La question de l’accaparement des terres renvoie au cœur du pacte qui a façonné la France rurale au cours des siècles. Les historiens rappellent que la propriété foncière est une conquête de la Révolution, qui marque la fin du servage.

Après la Seconde Guerre mondiale, le courant social-chrétien rejoint le gaullisme pour organiser la promotion de l’entrepreneur-exploitant. « La terre doit aller à ceux qui la cultivent », c’est le mot d’ordre. La puissance publique n’hésite pas à intervenir à travers des instances de régulation comme les Safer. Ce consensus va être fragilisé au tournant du siècle dernier avec la montée de l’individualisme dans le monde agricole, mais aussi celle de la libéralisation des marchés.

Dès lors, deux conceptions s’affrontent : ceux qui considèrent que la terre est une marchandise comme une autre, un objet de spéculation. Et ceux qui, comme moi, soutiennent que le sol nourricier est un bien commun à protéger.

Les achats de terres par les Chinois ont servi, en France, de révélateur. L’État se doit de réagir. Mais pour apporter une solution, on ne pourra pas se contenter de moderniser l’appareil public qui gère et contrôle le foncier. Il faudra aussi avoir la volonté politique de lever le verrou constitutionnel qui, au nom du respect du sacro-saint droit de propriété et d’entreprise, empêche de lutter contre les accapareurs. Quelle que soit leur nationalité.

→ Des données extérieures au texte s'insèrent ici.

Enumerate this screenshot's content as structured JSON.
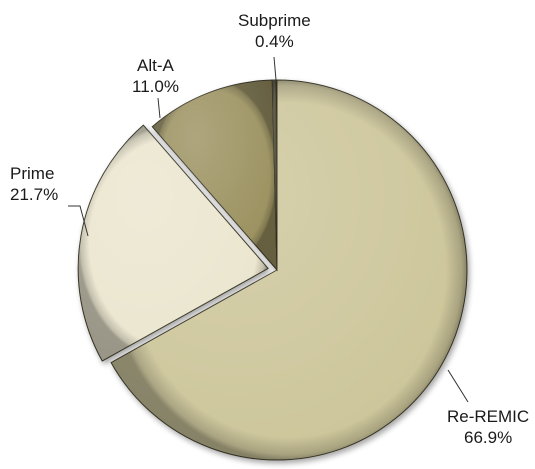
{
  "chart_data": {
    "type": "pie",
    "title": "",
    "start_angle_deg": 0,
    "direction": "clockwise",
    "slices": [
      {
        "name": "Re-REMIC",
        "value": 66.9,
        "label": "66.9%",
        "color": "#cdc69b"
      },
      {
        "name": "Prime",
        "value": 21.7,
        "label": "21.7%",
        "color": "#ebe6cf"
      },
      {
        "name": "Alt-A",
        "value": 11.0,
        "label": "11.0%",
        "color": "#9c9261"
      },
      {
        "name": "Subprime",
        "value": 0.4,
        "label": "0.4%",
        "color": "#4a4530"
      }
    ],
    "legend": "none",
    "labels": "outside with leader lines"
  }
}
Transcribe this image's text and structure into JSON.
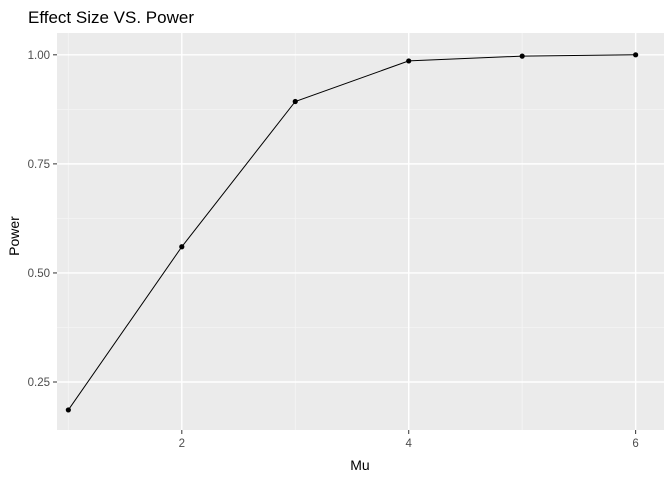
{
  "chart_data": {
    "type": "line",
    "title": "Effect Size VS. Power",
    "xlabel": "Mu",
    "ylabel": "Power",
    "x": [
      1,
      2,
      3,
      4,
      5,
      6
    ],
    "series": [
      {
        "values": [
          0.186,
          0.56,
          0.893,
          0.986,
          0.997,
          1.0
        ]
      }
    ],
    "xlim": [
      0.9,
      6.25
    ],
    "ylim": [
      0.14,
      1.05
    ],
    "xticks": [
      2,
      4,
      6
    ],
    "xtick_labels": [
      "2",
      "4",
      "6"
    ],
    "yticks": [
      0.25,
      0.5,
      0.75,
      1.0
    ],
    "ytick_labels": [
      "0.25",
      "0.50",
      "0.75",
      "1.00"
    ],
    "grid": true,
    "legend": "none",
    "colors": {
      "panel_background": "#ebebeb",
      "grid_major": "#ffffff",
      "grid_minor": "#f5f5f5",
      "line": "#000000",
      "point": "#000000"
    }
  }
}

Yves Petit, professeur de droit public à l’Université de Lorraine

L’investissement transnational dans le foncier agricole, aussi désigné sous le terme d’accaparement des terres, se développe dans l’Union européenne (UE) et divise ses instances. Le phénomène touche spécialement les États membres de l’Est. En Roumanie, par exemple, 10 % de la surface agricole utile, soit 1 million d’hectares, sont entre les mains d’investisseurs de pays tiers, dont 20 à 30 % sont originaires de l’UE.

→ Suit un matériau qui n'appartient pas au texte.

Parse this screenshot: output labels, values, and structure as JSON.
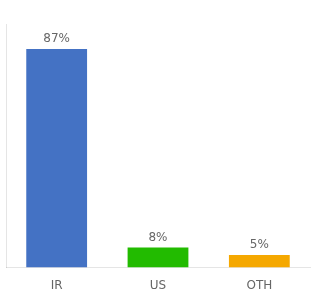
{
  "chart_data": {
    "type": "bar",
    "categories": [
      "IR",
      "US",
      "OTH"
    ],
    "values": [
      87,
      8,
      5
    ],
    "value_labels": [
      "87%",
      "8%",
      "5%"
    ],
    "data_labels": true,
    "colors": [
      "#4472c4",
      "#22bb00",
      "#f5a800"
    ],
    "ylim": [
      0,
      97
    ],
    "grid": false,
    "tick_labels": "x"
  }
}
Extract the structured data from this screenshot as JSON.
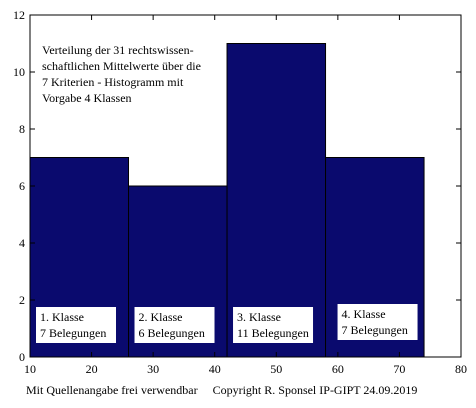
{
  "chart_data": {
    "type": "bar",
    "subtype": "histogram",
    "bins": [
      {
        "x0": 10,
        "x1": 26,
        "value": 7,
        "label_line1": "1. Klasse",
        "label_line2": "7 Belegungen"
      },
      {
        "x0": 26,
        "x1": 42,
        "value": 6,
        "label_line1": "2. Klasse",
        "label_line2": "6 Belegungen"
      },
      {
        "x0": 42,
        "x1": 58,
        "value": 11,
        "label_line1": "3. Klasse",
        "label_line2": "11 Belegungen"
      },
      {
        "x0": 58,
        "x1": 74,
        "value": 7,
        "label_line1": "4. Klasse",
        "label_line2": "7 Belegungen"
      }
    ],
    "annotation": [
      "Verteilung der 31 rechtswissen-",
      "schaftlichen Mittelwerte über die",
      "7 Kriterien - Histogramm mit",
      "Vorgabe 4 Klassen"
    ],
    "xlim": [
      10,
      80
    ],
    "ylim": [
      0,
      12
    ],
    "xticks": [
      10,
      20,
      30,
      40,
      50,
      60,
      70,
      80
    ],
    "yticks": [
      0,
      2,
      4,
      6,
      8,
      10,
      12
    ],
    "bar_color": "#0a0a6e",
    "grid": false
  },
  "footer": {
    "left": "Mit Quellenangabe frei verwendbar",
    "right": "Copyright R. Sponsel IP-GIPT 24.09.2019"
  }
}
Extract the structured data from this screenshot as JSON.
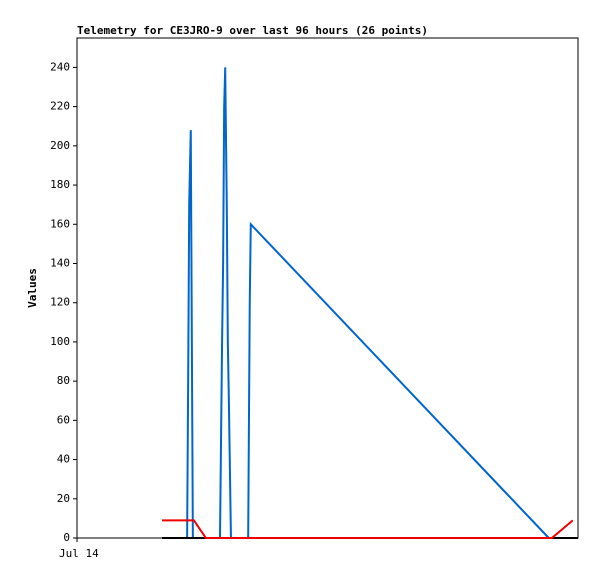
{
  "chart_data": {
    "type": "line",
    "title": "Telemetry for CE3JRO-9 over last 96 hours (26 points)",
    "ylabel": "Values",
    "xlim": [
      0,
      96
    ],
    "xticks": [
      {
        "value": 0,
        "label": "Jul 14"
      }
    ],
    "ylim": [
      0,
      255
    ],
    "yticks": [
      0,
      20,
      40,
      60,
      80,
      100,
      120,
      140,
      160,
      180,
      200,
      220,
      240
    ],
    "grid": false,
    "series": [
      {
        "color": "#0066cc",
        "x": [
          21.1,
          21.3,
          21.5,
          21.8,
          22.0,
          22.2,
          27.4,
          27.8,
          28.0,
          28.2,
          28.4,
          28.5,
          28.7,
          28.9,
          29.1,
          29.5,
          32.8,
          33.1,
          33.3,
          90.4
        ],
        "values": [
          0,
          80,
          170,
          208,
          104,
          0,
          0,
          100,
          140,
          220,
          240,
          215,
          170,
          100,
          70,
          0,
          0,
          120,
          160,
          0
        ]
      },
      {
        "color": "#000000",
        "x": [
          16.3,
          96
        ],
        "values": [
          0,
          0
        ]
      },
      {
        "color": "#ee0000",
        "x": [
          16.3,
          22.4,
          24.7,
          91.0,
          95.0
        ],
        "values": [
          9,
          9,
          0,
          0,
          9
        ]
      }
    ]
  }
}
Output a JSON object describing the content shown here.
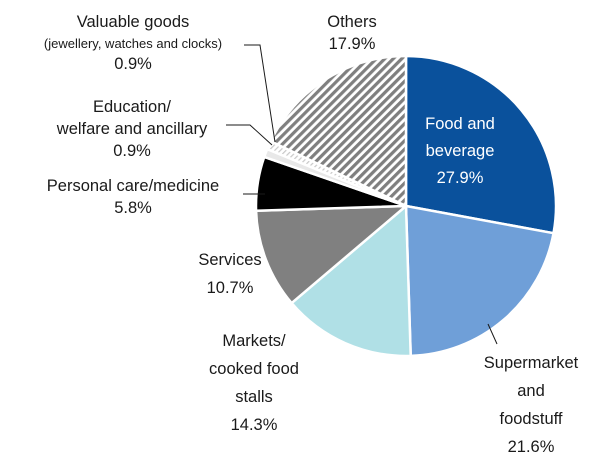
{
  "chart_data": {
    "type": "pie",
    "start_angle_deg": 0,
    "direction": "clockwise",
    "slices": [
      {
        "lines": [
          "Food and",
          "beverage"
        ],
        "value": 27.9,
        "value_label": "27.9%",
        "color": "#0a519c",
        "pattern": "solid",
        "label_inside": true
      },
      {
        "lines": [
          "Supermarket",
          "and",
          "foodstuff"
        ],
        "value": 21.6,
        "value_label": "21.6%",
        "color": "#6f9fd8",
        "pattern": "solid"
      },
      {
        "lines": [
          "Markets/",
          "cooked food",
          "stalls"
        ],
        "value": 14.3,
        "value_label": "14.3%",
        "color": "#b0e0e6",
        "pattern": "solid"
      },
      {
        "lines": [
          "Services"
        ],
        "value": 10.7,
        "value_label": "10.7%",
        "color": "#808080",
        "pattern": "solid"
      },
      {
        "lines": [
          "Personal care/medicine"
        ],
        "value": 5.8,
        "value_label": "5.8%",
        "color": "#000000",
        "pattern": "solid"
      },
      {
        "lines": [
          "Education/",
          "welfare and ancillary"
        ],
        "value": 0.9,
        "value_label": "0.9%",
        "color": "#e8e8e8",
        "pattern": "solid"
      },
      {
        "lines": [
          "Valuable goods",
          "(jewellery, watches and clocks)"
        ],
        "value": 0.9,
        "value_label": "0.9%",
        "color": "#f4f4f4",
        "pattern": "light"
      },
      {
        "lines": [
          "Others"
        ],
        "value": 17.9,
        "value_label": "17.9%",
        "color": "#7f7f7f",
        "pattern": "hatch"
      }
    ]
  }
}
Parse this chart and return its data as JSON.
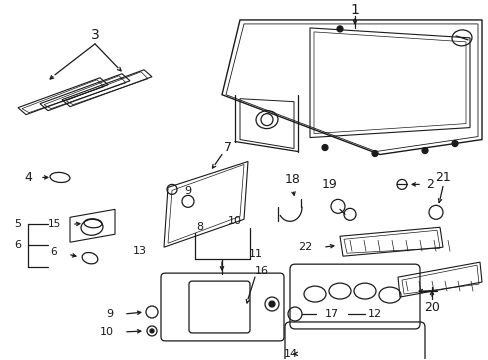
{
  "bg_color": "#ffffff",
  "line_color": "#1a1a1a",
  "fig_width": 4.89,
  "fig_height": 3.6,
  "dpi": 100
}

Cette concentration des terres entraîne une concentration des aides, ce qui est un détournement des objectifs affichés par la politique agricole commune. La financiarisation de l’agriculture est également préjudiciable au déploiement d’une politique protectrice de l’environnement, car elle encourage les systèmes de production intensifs.

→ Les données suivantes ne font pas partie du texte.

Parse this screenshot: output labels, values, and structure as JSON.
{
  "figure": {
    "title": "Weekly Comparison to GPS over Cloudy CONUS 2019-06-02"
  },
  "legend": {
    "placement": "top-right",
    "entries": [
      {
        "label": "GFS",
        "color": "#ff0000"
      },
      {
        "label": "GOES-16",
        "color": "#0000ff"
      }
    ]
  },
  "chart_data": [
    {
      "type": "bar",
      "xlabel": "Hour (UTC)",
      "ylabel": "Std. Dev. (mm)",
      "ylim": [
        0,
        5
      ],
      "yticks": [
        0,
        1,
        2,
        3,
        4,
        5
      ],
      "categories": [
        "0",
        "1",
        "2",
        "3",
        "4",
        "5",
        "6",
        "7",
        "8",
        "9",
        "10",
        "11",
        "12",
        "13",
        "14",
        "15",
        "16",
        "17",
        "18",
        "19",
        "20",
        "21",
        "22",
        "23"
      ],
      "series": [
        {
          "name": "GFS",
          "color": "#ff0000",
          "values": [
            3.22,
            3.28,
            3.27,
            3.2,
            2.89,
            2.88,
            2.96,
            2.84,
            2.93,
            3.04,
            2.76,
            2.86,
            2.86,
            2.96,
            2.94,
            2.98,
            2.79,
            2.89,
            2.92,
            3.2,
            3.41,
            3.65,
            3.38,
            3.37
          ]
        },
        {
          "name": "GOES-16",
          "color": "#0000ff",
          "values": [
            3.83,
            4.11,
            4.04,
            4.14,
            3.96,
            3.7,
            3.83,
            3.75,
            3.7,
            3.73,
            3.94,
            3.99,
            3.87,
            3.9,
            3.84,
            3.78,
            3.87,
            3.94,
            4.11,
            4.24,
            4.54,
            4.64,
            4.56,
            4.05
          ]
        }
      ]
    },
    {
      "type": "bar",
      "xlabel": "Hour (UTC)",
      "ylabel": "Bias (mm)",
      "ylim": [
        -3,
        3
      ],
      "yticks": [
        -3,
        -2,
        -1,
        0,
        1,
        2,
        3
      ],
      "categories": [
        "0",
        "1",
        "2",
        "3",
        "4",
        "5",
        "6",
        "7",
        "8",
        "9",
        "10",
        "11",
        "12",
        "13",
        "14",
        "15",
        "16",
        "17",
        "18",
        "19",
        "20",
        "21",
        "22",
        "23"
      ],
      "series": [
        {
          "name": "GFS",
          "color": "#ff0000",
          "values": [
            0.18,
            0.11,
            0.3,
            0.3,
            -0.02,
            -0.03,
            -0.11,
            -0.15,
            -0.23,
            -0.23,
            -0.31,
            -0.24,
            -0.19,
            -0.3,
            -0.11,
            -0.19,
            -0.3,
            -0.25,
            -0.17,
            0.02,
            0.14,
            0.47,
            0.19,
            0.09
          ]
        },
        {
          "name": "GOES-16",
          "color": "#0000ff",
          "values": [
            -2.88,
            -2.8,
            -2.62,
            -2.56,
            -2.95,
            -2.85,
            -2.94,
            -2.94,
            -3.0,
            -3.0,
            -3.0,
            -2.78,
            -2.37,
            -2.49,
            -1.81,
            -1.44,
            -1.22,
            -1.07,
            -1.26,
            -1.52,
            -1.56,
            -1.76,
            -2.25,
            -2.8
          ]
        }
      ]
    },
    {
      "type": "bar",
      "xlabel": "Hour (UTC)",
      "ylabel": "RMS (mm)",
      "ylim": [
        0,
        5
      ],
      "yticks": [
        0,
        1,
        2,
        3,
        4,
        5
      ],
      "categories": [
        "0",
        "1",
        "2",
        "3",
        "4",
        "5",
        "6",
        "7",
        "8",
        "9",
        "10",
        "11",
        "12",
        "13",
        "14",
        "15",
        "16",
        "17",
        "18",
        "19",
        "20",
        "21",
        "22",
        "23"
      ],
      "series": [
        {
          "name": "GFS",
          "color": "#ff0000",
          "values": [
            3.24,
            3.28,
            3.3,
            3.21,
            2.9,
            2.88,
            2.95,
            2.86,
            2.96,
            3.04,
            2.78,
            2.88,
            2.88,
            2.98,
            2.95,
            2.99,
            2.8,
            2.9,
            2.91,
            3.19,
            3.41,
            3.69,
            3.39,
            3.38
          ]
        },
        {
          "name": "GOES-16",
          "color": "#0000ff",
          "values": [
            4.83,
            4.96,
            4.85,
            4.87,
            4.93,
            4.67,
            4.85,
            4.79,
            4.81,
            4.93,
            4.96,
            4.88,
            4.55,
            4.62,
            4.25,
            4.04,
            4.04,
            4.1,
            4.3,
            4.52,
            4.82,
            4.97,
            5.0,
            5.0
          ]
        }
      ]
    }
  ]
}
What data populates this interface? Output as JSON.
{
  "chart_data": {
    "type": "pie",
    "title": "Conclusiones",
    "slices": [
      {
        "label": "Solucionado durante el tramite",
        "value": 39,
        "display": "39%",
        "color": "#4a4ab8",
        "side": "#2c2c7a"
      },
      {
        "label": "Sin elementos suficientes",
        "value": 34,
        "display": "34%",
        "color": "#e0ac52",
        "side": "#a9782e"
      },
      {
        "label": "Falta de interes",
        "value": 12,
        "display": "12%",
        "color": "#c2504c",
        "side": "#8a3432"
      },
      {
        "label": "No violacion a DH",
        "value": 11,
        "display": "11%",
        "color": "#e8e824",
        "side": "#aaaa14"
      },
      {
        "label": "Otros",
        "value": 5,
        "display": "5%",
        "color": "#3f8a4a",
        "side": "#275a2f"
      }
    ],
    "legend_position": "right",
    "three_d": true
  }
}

Le Parlement européen s’en est inquiété en septembre 2017, en pointant une menace pour un modèle agricole reposant en priorité sur des exploitations familiales. Face à cela, la Commission européenne s’est voulue rassurante, estimant que les investissements étrangers dans les terres agricoles étaient limités. Dans une communication sur le sujet, en octobre, l’exécutif européen rappelle par ailleurs que la politique foncière relève de la compétence des États membres et souligne que les principes de liberté de circulation des capitaux et de liberté d’établissement ne peuvent être ignorés. Une manière de réaffirmer que la régulation du foncier n’est pas impossible, à condition que le droit européen soit respecté.